Commissioner of the Commodity Futures Trading Commission
- In office October 3, 1984 – April 30, 1990
- President: Ronald Reagan George H. W. Bush
- Preceded by: Philip M. Johnson
- Succeeded by: Sheila Bair

Personal details
- Born: April 3, 1949 (age 75) Atlanta
- Political party: Republican
- Education: Virginia Tech (B.A., M.A., Ph.D.)

= Robert R. Davis =

Robert R. Davis (born April 3, 1949) is an American economist and trade association executive. A longtime executive at the American Bankers Association and its predecessor, America's Community Bankers, Davis served for five and a half years as a member of the Commodity Futures Trading Commission.

==Early life and education==
Davis was born in Atlanta in 1949. He studied at Virginia Tech, receiving his B.A. in 1972, an M.A. in 1974, and a Ph.D. in economics in 1977. During the 1975–76 school year, he was a visiting assistant professor of economics at Vanderbilt University.

==Government service==
From 1977 to 1979, Davis was a financial economist at the Federal Deposit Insurance Corporation.
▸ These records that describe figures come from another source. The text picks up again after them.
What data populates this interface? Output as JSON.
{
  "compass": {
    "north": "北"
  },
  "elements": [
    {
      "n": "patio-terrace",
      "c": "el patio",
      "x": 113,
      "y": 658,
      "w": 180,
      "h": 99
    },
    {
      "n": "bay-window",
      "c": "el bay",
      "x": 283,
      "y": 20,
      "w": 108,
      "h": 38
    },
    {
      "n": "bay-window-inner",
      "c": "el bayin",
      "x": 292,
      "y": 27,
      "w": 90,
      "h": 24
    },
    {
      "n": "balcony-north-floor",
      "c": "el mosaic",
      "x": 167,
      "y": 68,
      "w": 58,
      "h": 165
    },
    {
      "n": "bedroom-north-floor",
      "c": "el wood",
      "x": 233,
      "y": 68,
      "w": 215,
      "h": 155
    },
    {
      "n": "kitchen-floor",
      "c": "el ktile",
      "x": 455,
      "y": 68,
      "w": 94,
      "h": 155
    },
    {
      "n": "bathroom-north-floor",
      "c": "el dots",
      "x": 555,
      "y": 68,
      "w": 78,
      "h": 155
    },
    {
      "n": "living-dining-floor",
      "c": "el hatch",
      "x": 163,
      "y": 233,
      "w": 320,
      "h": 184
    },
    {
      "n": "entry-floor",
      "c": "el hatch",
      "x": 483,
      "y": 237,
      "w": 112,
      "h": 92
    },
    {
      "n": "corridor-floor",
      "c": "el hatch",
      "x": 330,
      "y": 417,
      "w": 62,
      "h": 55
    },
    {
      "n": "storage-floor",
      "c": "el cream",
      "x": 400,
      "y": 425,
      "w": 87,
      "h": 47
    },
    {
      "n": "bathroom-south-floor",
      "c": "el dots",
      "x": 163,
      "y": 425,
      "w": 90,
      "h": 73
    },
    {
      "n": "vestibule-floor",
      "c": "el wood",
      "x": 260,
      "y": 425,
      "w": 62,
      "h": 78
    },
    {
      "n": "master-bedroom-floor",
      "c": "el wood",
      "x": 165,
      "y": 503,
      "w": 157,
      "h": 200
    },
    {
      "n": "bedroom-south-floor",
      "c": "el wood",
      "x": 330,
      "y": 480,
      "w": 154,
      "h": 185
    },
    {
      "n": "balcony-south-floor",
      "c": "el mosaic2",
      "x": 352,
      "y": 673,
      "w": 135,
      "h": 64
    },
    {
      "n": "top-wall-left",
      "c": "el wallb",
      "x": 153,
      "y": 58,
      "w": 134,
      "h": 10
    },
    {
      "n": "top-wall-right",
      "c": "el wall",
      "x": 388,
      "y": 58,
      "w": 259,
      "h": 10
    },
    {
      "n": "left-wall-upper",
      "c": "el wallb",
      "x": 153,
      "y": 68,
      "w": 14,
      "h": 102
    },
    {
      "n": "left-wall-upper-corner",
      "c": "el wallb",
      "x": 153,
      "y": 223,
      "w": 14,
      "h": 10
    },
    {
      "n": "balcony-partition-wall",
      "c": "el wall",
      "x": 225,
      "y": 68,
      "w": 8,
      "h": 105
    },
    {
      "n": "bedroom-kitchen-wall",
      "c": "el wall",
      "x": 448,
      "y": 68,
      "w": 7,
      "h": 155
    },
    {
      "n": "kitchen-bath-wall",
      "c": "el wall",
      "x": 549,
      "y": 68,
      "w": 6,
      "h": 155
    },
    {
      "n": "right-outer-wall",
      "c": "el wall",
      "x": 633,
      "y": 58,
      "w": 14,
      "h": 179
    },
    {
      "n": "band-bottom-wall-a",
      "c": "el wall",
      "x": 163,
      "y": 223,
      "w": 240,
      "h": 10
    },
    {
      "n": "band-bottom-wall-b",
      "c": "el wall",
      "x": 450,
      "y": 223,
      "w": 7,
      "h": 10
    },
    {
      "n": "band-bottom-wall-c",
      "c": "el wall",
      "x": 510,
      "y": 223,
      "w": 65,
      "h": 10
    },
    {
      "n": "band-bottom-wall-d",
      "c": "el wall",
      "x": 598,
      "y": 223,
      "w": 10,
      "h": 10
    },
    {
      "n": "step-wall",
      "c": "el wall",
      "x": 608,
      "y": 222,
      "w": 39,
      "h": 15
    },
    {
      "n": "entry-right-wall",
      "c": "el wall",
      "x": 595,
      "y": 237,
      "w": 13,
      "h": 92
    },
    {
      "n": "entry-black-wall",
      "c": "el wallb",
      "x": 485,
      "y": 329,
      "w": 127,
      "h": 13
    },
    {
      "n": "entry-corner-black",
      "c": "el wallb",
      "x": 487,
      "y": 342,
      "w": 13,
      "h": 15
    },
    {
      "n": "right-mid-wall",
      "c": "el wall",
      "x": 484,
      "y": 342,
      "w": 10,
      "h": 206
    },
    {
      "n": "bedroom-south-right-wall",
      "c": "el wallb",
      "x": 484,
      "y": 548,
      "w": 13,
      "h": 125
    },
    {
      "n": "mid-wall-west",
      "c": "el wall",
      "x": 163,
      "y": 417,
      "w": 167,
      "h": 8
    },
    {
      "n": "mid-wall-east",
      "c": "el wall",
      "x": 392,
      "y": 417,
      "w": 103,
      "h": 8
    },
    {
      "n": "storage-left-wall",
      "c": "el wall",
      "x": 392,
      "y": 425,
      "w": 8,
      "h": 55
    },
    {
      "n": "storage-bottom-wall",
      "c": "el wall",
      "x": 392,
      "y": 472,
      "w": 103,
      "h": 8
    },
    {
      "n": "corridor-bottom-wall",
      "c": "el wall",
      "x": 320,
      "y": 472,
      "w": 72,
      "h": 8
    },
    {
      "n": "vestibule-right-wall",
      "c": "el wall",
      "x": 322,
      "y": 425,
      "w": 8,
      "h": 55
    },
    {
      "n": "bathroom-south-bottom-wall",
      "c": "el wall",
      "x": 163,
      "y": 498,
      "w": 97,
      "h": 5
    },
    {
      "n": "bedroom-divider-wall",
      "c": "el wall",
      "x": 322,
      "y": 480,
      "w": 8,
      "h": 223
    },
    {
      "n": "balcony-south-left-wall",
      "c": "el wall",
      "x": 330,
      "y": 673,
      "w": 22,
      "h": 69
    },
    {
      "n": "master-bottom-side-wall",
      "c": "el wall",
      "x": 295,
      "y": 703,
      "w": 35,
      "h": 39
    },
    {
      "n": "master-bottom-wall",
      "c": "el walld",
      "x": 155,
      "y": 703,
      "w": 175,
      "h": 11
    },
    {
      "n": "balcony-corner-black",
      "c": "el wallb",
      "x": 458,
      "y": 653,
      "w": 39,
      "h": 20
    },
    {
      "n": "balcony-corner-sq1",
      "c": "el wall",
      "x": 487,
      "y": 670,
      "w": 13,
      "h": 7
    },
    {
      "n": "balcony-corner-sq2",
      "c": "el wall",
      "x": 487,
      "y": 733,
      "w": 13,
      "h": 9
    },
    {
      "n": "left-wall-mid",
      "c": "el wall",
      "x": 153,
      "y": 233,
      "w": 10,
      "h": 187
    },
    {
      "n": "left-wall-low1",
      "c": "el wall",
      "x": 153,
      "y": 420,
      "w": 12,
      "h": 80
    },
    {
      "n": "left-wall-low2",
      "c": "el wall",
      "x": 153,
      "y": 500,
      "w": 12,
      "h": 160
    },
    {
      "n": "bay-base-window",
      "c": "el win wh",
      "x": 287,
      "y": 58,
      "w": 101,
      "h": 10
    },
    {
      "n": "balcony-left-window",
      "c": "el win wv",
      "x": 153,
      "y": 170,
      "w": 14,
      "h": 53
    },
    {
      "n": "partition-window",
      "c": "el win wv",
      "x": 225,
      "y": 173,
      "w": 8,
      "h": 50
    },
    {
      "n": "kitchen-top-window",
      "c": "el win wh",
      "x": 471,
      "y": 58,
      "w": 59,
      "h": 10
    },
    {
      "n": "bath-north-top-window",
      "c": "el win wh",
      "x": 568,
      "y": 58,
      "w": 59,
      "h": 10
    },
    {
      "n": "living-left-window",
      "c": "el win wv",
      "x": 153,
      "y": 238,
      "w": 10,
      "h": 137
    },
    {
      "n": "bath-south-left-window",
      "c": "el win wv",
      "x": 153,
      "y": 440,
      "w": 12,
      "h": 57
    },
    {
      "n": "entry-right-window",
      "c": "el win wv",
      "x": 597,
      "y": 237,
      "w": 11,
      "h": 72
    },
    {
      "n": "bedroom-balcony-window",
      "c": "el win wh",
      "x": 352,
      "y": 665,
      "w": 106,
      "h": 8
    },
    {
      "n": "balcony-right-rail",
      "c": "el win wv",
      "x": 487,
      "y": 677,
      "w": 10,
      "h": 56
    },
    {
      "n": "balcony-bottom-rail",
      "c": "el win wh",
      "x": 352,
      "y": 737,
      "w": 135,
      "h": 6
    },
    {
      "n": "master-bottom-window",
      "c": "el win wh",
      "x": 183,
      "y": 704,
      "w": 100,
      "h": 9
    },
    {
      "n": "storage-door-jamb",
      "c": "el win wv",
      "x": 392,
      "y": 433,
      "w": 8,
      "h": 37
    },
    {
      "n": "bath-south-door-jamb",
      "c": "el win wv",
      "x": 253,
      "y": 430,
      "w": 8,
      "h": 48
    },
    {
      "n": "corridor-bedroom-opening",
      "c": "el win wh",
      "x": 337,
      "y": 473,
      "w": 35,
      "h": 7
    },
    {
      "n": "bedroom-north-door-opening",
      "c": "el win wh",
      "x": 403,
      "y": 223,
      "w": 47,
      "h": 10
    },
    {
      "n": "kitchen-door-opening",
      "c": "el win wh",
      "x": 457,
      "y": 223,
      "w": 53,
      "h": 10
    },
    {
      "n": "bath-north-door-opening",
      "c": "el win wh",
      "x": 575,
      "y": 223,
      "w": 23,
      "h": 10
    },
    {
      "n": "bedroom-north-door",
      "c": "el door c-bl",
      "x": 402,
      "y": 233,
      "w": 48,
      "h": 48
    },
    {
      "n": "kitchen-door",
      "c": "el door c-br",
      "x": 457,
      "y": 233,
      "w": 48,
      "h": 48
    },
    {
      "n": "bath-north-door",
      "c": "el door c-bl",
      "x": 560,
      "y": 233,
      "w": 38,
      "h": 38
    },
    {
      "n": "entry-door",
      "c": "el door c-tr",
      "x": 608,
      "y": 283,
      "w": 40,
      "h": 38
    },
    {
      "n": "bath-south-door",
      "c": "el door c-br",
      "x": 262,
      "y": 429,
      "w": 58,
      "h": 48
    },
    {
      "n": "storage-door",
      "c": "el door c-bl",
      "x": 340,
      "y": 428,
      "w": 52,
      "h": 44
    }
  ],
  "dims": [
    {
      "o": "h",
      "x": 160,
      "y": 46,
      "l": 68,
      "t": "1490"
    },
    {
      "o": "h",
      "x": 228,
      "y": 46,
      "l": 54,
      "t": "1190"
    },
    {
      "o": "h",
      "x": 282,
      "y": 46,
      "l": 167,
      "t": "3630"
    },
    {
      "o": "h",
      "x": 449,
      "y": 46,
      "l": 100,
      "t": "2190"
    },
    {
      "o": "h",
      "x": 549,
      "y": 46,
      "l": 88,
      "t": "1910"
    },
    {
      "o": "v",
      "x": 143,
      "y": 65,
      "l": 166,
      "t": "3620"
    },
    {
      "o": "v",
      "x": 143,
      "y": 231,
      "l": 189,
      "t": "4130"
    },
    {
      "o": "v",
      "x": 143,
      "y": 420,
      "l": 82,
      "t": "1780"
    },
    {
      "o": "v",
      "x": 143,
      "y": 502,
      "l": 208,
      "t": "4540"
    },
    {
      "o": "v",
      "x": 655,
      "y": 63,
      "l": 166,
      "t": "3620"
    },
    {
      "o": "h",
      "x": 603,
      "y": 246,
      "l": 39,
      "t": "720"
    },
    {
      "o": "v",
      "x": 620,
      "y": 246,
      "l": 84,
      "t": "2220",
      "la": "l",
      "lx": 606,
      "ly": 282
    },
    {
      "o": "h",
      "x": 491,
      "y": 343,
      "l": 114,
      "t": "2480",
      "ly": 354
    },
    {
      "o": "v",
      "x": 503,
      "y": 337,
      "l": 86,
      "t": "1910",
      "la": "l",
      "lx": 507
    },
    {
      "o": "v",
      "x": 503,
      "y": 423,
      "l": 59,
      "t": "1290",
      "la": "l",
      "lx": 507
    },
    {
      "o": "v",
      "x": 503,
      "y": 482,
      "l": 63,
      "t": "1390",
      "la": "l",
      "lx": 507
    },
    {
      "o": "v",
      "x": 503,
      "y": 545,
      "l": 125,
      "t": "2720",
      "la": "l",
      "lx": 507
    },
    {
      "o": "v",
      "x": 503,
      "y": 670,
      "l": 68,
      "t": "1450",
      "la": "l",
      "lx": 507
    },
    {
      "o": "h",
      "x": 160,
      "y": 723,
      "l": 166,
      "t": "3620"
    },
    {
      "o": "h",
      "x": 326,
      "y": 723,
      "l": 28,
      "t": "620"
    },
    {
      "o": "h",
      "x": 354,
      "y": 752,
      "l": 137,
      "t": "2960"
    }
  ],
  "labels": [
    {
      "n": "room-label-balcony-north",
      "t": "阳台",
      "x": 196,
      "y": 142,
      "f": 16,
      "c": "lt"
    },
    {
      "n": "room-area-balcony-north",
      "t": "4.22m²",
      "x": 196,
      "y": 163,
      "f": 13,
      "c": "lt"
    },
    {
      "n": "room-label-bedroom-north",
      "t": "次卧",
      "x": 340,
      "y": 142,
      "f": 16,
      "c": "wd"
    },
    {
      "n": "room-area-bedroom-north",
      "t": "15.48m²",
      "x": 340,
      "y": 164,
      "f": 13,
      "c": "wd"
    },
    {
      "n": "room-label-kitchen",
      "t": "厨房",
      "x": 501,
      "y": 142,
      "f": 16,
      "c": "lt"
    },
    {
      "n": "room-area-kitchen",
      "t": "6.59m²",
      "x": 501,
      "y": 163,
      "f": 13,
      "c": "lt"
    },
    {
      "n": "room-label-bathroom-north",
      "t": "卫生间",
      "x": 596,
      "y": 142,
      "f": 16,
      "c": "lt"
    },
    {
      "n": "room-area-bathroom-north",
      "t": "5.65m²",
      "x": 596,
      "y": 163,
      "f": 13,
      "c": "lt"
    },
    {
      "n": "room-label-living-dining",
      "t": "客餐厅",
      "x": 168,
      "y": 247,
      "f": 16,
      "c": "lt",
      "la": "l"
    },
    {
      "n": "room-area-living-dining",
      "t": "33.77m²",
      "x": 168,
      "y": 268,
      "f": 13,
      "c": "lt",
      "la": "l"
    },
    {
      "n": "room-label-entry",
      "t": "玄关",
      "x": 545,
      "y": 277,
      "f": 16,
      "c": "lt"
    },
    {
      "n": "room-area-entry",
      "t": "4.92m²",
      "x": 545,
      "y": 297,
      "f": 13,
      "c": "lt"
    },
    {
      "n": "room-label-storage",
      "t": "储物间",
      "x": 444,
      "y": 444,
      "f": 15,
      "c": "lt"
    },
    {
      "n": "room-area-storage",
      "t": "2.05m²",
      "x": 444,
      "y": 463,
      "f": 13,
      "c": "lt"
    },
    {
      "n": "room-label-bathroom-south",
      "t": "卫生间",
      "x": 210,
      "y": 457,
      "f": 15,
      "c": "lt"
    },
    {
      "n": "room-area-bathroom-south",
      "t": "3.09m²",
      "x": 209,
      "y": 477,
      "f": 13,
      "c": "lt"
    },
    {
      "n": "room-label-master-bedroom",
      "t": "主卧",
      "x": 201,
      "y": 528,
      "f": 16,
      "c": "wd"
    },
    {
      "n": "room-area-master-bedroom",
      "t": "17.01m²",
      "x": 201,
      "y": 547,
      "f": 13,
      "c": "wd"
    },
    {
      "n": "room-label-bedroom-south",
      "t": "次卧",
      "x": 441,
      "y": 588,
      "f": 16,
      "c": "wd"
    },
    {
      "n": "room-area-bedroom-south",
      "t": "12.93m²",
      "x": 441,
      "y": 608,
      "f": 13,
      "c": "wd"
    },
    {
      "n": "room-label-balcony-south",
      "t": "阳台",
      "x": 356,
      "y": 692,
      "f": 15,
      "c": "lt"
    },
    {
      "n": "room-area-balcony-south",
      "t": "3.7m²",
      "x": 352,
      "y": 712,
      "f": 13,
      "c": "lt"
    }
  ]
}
He worked at Harris Trust and Savings Bank in Chicago as international economist from 1979 to 1984, at which time he returned to Washington to work as senior economist on the Joint Economic Committee.

President Ronald Reagan announced his intent to nominate Davis for a seat on the CFTC in July 1984. Davis was confirmed by a voice vote in the Senate on September 28, 1984, and took his seat on the Commission on October 3. At the CFTC, Davis worked to update regulations on hedging and risk management, initiated a review of OTC derivatives and swaps, and helped oversee the regulatory response to the 1987 stock market crash.

==Private sector==
After leaving the CFTC in April 1990, Davis joined the New York Mercantile Exchange as senior vice president. In 1993, he joined America's Community Banks—a trade group for thrifts and mutual banks—as executive vice president and director of government relations. At ACB, Davis led the organization's policy engagement on the Gramm–Leach–Bliley Act, the Deposit Insurance Funds Act of 1996, and the 1996 tax bill.

After ACB merged into the American Bankers Association in 2007, Davis remained as executive vice president overseeing housing and mortgage market policy development, GSE policy, minority bank issues, bank fraud and risk management, as well as mutual institutions. Before his retirement in 2020, Davis spearheaded an award-winning ABA initiative based on the MStar risk mapping tool to establish a shared classification for cybersecurity risks and scenarios.